In 2010 Aby Kurvilla became Arsenal’s Fan of the Year. With much fanfare he was flown from India to North London and presented with his award at The Emirates. Amidst the euphoria he made the deadly mistake of putting a foot on the hallowed Gooner turf. I can still see his shellshocked face as the groundsman barked simultaneously with his foot hitting the turf.
Of course in Thailand things are very different. The majority of pitches are in a poor state, but the general approach to the not so hallowed turf is also hard to figure.I once went to a TPL game between Army and Muang Thong which was rained off after five minutes but the lacrosse, that’s lacrosse, game started minutes after. Even expensively constructed surfaces often suffer from overuse partly due to a lack of attention to proper training facilities. If a local school is not available, pitches are often used for first team, second team and academy training, trial games and often, as was the case for Muang Thong with TOT, as venues for other clubs.

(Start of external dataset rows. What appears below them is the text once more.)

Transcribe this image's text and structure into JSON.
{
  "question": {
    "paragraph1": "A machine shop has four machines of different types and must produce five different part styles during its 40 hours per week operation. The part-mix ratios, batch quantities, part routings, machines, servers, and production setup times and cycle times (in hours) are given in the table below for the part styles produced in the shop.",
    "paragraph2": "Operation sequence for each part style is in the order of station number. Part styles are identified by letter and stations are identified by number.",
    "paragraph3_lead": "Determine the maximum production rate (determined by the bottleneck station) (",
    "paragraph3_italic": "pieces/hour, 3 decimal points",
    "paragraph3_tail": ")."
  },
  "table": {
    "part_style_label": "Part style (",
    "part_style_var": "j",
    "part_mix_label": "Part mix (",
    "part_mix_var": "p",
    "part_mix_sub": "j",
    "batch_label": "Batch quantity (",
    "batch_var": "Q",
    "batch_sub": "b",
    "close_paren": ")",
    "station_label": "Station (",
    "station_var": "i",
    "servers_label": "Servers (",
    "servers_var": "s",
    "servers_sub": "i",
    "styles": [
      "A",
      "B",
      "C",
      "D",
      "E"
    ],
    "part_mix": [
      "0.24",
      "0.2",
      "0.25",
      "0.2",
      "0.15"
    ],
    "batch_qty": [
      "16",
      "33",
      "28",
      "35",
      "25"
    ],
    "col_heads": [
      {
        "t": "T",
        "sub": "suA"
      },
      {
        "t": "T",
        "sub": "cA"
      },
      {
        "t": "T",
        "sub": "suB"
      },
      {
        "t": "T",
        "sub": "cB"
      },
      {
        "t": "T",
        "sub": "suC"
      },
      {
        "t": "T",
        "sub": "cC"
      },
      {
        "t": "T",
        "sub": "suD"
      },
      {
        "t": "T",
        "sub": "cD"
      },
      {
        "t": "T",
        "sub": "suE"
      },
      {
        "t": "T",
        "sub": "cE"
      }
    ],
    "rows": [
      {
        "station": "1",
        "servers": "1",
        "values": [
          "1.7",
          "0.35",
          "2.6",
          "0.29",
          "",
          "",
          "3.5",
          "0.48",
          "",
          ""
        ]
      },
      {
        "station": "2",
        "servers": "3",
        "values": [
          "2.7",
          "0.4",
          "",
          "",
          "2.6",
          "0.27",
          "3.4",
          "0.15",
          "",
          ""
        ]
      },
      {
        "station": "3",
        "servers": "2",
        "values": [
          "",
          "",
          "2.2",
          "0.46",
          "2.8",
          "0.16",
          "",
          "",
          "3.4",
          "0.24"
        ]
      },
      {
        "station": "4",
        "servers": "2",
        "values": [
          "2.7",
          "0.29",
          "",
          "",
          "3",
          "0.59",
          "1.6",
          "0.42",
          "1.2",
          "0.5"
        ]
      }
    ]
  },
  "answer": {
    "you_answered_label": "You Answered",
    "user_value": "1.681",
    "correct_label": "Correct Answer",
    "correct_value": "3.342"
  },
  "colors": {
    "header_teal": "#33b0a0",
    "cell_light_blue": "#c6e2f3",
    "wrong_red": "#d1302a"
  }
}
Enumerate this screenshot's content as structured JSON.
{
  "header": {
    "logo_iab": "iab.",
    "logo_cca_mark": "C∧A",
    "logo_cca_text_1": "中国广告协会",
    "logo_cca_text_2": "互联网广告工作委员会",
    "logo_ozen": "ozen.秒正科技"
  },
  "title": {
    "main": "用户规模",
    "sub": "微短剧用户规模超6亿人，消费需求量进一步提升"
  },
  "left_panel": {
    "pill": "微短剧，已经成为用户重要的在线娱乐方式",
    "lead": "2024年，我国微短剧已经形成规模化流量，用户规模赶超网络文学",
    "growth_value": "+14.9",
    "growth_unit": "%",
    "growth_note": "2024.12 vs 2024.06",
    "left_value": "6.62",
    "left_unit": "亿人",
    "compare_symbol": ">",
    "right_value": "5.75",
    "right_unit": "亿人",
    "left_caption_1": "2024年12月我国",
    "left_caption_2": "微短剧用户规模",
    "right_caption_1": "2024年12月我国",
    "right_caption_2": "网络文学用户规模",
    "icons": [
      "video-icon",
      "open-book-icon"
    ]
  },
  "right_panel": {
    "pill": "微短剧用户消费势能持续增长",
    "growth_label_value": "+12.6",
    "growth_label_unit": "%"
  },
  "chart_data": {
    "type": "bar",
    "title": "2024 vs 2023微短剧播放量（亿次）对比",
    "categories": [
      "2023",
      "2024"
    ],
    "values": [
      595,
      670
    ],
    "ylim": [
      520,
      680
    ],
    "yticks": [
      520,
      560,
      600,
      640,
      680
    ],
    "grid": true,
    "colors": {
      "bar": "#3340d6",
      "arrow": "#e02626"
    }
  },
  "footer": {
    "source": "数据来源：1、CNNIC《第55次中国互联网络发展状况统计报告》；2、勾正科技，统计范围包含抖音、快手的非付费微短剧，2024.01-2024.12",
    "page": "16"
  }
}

Many clubs don’t own their stadium. Some clubs have a robust relationship with their landlords, but others don’t. The 700 Year Stadium in Chiang Mai can, honestly, be booked for your children’s birthday party. If that party has a speedway theme then the customer is always right.
Groundsmen often have little idea of the needs of pitches, with little thought given to six yard boxes or seeding rather than slicing the turf. Equipment is also usually substandard with the area 30 centimeters around the randomly positioned sprinkler a flood zone and the rest of the pitch a desert. The FA should create a short list of basic norms to train pitch staff and regularly support their progress with seminars,trips to places of best practice like Terro or Suphanburi. This may seem a minor task, but the FA Cup semi final changed venues one day before kick off due to poor pitch conditions and the FA are,ultimately, responsible for delivering football.
Ironically, the Thai style of play is often a technical, passing game. If the surface was designed for a lump it and run pub team pitches would be perfect, but only enlightened clubs like Chonburi have created a surface that mirrors their playing style rather than undermining it.
As stadiums are upgraded pitches should improve, but the mindset needs to alter too. This is why a groundsman is a vital part of the club, not just a bin man with a pitchfork.
An English groundsman is part attack dog and part fan. He is almost resentful of himself for daring to cross the pitch threshold, his sullen expression resentfully acknowledging that, when Rooney scores, he will tear up his beloved grass with a raucous knee slide. We don’t need that level of manic possessiveness, but hiring experienced professionals who trains others in best practice would be a start. Who knows; it might even work for referees.